Thursday, March 17, 2005

Social Security Question

Here's an open question to anybody out there that might have thoughts on it. When it comes to Social Security, why isn't the possibility of reinvestment at large in higher-yielding interests being discussed?

The issue for most of the Democrats is distributed risk, but that issue is taken care of simply by the system's collective nature. If you have investments where you get a higher average yield with a higher risk, but that risk is dissipated among a hundred million people, you're still not operating a system with any individual risk.
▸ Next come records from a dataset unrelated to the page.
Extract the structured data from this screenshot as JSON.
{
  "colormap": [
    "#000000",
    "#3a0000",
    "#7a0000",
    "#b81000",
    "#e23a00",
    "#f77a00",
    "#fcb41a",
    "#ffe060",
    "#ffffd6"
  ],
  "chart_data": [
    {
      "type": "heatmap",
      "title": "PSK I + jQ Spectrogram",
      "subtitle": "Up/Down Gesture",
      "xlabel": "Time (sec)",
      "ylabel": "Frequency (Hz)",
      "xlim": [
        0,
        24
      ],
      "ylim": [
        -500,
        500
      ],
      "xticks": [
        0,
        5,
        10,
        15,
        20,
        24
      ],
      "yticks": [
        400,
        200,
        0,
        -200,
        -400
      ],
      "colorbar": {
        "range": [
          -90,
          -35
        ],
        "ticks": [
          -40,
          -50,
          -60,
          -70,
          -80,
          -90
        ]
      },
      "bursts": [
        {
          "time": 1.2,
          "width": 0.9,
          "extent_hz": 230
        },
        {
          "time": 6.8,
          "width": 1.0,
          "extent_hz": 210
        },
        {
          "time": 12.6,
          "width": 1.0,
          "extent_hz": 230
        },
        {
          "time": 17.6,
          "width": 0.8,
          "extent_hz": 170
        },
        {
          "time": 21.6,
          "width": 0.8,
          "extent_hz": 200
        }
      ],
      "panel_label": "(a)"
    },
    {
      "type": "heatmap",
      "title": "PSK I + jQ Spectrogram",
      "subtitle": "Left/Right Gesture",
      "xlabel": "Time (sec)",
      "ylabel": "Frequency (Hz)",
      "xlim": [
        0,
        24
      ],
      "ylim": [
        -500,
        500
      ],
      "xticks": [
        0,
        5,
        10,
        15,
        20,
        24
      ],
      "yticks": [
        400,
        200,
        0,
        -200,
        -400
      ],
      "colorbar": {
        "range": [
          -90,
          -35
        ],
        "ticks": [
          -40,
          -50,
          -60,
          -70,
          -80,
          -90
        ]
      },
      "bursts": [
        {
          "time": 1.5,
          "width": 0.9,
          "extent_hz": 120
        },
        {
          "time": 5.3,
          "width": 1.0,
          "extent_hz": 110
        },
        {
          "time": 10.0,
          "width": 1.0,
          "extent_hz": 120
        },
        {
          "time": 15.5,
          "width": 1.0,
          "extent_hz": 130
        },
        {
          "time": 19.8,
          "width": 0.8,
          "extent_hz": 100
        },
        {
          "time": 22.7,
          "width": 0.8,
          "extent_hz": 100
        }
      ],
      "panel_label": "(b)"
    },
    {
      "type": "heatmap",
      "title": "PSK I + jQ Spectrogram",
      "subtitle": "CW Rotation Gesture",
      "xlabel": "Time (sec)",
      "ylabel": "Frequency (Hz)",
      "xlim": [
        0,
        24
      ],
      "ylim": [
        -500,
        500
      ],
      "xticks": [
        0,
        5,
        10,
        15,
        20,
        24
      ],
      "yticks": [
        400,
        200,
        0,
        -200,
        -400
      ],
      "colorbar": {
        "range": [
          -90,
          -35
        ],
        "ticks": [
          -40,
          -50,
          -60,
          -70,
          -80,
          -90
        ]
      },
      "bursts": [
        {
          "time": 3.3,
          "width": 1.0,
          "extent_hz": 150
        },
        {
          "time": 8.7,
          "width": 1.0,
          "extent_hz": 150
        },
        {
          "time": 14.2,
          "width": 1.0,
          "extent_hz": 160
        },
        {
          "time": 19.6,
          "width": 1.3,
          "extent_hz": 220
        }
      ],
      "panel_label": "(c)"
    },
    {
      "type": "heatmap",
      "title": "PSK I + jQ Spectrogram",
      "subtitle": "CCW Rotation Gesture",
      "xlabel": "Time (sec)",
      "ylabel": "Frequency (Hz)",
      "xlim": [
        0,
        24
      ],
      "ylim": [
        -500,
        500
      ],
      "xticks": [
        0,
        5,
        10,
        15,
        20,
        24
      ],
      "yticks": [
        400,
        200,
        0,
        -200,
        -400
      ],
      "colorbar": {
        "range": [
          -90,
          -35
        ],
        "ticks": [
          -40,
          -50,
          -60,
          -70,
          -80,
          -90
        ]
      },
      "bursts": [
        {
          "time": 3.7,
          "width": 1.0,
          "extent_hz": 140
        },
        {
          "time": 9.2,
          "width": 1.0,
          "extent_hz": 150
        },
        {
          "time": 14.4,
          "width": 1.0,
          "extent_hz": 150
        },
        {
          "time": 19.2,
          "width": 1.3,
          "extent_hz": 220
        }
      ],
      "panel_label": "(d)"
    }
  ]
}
The issue (they claim) for a lot of the Republicans is the low rate of return on the Social Security taxes. But this kind of idea could boost the rate of return, since the payroll taxes would be invested in higher-yielding portfolios.

Now the way I see it, this kind of system would have more advantages than just distributing the risk and raising the rate of return. It would also help with the solvency debate in two key ways. First, the Trust Fund would be allowed to grow faster. If coupled with a raise of the payroll tax cap, this idea could potentially move the 2018 date (the date that we need to start dipping into the Trust Fund) back by more than the 6 or 7 years of just the cap raise alone*.

Second, if the Trust Fund stoppped investing in Treasury Bills and instead invested in assets that were easier to liquidate, like stock and bond portfolios, the argument that the Trust Fund is simply full of IOUs would lose all of its clout. The federal government would have to tighten its pursestrings in the short term if it were no longer able to pilfer the Social Security surplus, but by the time 2018 (or whatever it may change to) came, we wouldn't be in the same spot of having to raise taxes, borrow, or cut spending in order to pay off the T-bills that the Trust Fund currently possesses.

As I think about it, one possible detriment to this plan is that when the Trust Fund started being drawn upon, perhaps it, being so massive, could cause some kind of fluctuation, some kind of destabilization in the market. But maybe not. I don't really know enough about it.

So anyway, I welcome any comments on this, even if they're just to tell me I'm crazy and I don't know what I'm talking about**.

Fargus...

*Note: By moving the 2018 date back 6 or 7 years, the 2042/2052 date doesn't just get moved back 6 or 7 years; it's significantly more than that, since those 6 or 7 years are ones in which the Trust Fund is growing, and therefore will have considerably more assets to pay out when it needs to start paying out. Therefore, moving 2018 back to 2024 or 2025 actually moves 2042/2052 out past 2079.

**Please don't leave comments of this type.